Games2win is among the top twenty gaming companies in the world. Tejas Shah, who leads business intelligence and partnerships at Games2Win says that the core audience for their games are teens and tweens which is typically the age group 10-18. Shah says, there are many genres in the online gaming sphere and a lot of it is fun without any betting elements. He states that Games2Win does not produce content that involves betting; neither would they want to go that way. Games2Win, however does have games that use virtual currency. “The difference is how it is being used. For example, if one uses virtual currency to buy something to enhance your game or to continue playing ahead, the user gets something back for the money that he has spent.”
Under lock and key
What are the checks one can put in place to steer one’s child away from games that might have betting undertones? Desai says that she allows her daughter to play online games for only twenty minutes a day. Mukhi says, that in order to steer teenagers from becoming online gaming addicts one of the safeguards one can put in place is a physical lock on the computer when parents are not around or are sleeping. “A software lock is not of much use because it can be cracked. A physical lock is important because when parents sleep the computer sleeps and children can’t misuse it.”
Dr Pervin Dadachanji, adolescent and child psychiatrist says that computers should always be placed either in a common rooms or the parents’ room, time and content of programmes need to be monitored and parents need to keep a look out for signs of disappearing money, isolation or secrecy. “It is also important to stress on outdoor play and parents need to always stay connected with one’s child,” says Dadachanji.
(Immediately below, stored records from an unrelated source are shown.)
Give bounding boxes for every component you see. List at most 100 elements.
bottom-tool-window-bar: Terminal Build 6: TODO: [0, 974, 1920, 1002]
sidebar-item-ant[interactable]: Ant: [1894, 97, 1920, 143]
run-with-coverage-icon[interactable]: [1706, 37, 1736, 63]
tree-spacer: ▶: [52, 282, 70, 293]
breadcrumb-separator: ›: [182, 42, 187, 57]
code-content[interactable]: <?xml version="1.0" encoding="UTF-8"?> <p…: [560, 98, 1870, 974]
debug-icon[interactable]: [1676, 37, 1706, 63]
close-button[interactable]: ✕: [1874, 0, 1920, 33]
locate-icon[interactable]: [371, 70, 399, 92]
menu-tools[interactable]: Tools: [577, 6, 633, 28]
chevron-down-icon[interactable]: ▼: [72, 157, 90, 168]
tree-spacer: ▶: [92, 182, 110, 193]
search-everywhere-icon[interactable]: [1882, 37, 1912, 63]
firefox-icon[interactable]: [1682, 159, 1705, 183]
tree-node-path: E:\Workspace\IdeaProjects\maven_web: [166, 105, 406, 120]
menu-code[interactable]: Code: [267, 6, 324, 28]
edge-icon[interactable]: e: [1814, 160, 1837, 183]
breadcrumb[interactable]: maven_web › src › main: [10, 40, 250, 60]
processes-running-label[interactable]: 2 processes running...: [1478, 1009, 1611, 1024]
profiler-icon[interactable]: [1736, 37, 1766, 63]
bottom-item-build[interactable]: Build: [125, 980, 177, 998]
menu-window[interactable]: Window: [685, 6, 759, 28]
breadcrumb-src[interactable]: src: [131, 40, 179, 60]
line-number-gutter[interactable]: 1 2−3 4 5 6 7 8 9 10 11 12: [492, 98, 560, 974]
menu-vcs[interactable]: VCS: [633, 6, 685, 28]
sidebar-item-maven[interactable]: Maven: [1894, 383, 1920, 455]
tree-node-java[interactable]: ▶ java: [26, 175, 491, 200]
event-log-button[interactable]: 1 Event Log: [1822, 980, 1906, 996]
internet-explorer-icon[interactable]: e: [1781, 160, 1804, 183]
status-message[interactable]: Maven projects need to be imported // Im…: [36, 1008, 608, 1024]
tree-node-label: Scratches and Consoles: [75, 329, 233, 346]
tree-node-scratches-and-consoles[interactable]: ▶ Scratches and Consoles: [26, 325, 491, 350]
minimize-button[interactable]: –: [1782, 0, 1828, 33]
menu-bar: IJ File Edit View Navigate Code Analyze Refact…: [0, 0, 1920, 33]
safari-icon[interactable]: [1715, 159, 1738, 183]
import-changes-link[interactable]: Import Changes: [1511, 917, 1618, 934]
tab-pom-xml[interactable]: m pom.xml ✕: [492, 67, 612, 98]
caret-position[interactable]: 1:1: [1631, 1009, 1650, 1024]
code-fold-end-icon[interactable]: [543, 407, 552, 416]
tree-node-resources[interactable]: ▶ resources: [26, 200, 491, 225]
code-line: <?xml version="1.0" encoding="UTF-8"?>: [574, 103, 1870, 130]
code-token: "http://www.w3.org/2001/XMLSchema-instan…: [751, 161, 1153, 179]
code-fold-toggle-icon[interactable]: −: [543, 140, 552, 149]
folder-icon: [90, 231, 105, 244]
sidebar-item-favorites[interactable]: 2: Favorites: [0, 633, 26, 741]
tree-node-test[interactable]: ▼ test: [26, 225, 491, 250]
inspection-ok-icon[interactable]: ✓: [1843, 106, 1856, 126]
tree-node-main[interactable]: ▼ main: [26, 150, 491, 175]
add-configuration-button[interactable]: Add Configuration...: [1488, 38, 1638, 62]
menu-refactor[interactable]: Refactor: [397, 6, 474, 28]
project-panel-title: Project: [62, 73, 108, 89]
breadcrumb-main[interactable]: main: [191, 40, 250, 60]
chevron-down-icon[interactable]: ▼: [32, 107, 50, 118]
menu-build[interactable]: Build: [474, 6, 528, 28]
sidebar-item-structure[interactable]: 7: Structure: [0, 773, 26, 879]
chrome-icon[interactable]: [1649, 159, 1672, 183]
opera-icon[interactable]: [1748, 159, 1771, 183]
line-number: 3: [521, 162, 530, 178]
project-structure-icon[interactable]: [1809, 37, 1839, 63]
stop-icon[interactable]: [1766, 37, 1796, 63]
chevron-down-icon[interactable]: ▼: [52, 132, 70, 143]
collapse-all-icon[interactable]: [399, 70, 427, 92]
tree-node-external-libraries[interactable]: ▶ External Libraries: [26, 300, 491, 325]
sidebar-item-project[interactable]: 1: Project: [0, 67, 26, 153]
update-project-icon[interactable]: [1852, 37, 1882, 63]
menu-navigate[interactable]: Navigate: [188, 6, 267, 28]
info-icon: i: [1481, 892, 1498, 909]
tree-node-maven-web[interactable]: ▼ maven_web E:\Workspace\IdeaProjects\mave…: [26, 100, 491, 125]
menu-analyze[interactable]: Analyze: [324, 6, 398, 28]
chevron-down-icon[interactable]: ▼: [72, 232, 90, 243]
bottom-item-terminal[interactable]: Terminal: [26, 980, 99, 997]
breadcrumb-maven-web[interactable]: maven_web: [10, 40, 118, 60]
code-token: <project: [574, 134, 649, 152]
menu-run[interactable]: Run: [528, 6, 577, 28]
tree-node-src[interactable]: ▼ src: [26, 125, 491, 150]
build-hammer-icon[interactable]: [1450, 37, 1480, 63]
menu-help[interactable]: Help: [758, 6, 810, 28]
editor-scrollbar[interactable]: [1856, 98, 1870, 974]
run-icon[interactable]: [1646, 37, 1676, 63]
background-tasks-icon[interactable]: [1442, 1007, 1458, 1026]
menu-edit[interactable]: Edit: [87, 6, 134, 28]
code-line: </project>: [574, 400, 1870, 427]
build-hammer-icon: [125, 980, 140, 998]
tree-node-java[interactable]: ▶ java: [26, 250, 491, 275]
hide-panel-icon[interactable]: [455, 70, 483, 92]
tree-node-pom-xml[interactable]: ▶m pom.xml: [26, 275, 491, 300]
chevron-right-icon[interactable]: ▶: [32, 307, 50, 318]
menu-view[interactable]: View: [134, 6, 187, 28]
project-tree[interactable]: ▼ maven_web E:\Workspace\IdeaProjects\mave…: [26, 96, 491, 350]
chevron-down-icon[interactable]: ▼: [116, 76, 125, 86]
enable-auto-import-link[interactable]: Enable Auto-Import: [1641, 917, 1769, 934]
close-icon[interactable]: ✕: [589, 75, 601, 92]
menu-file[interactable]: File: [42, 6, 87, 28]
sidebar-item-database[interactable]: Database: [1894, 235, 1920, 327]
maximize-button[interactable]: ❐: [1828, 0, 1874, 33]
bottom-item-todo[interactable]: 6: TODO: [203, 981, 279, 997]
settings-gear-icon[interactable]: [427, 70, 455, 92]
Hingorany feels that a growing teen is one who is riding on an emotional roller coaster and it is a phase when they struggle to develop their own identity and as a result become dependent on virtual games. “Parents need to communicate the pitfalls of being online, monitor a child’s online activities and not allow any online games that allow virtual money,” shesays.
Games That Make You A Real Hero
Not all online games encourage gambling and violence. Game designer Jane McGonagall in her classic TEDTalk pointed out how online games like World of Warcraft inspire people to think like heroes.
Here are some game changers:
>>World Without Oil: Created by McGonigal in this game, players must get creative to survive the massive global oil shortage. The game teaches easy ways to use less oil in the real world.
>> Way: In a world, which is becoming smaller the sooner we start embracing different cultures the easier it will be. This is an online game where two anonymous players, from different locations around the globe, learn how to speak to each other as they navigate obstacles.
>> Evoke: Also created by McGonigal along with the World Bank Institute; this game is a 10-week crash course in social innovation. It gives players challenges linked to food security and urban resilience and encourages them to function like think tanks.
>> Plot Form: Giving can be fun and this game shows you how. Currently fundraising to build homes for teenagers in Tanzania, Plot Form lets players donate and pick out building materials, colours and more for parts of the homes.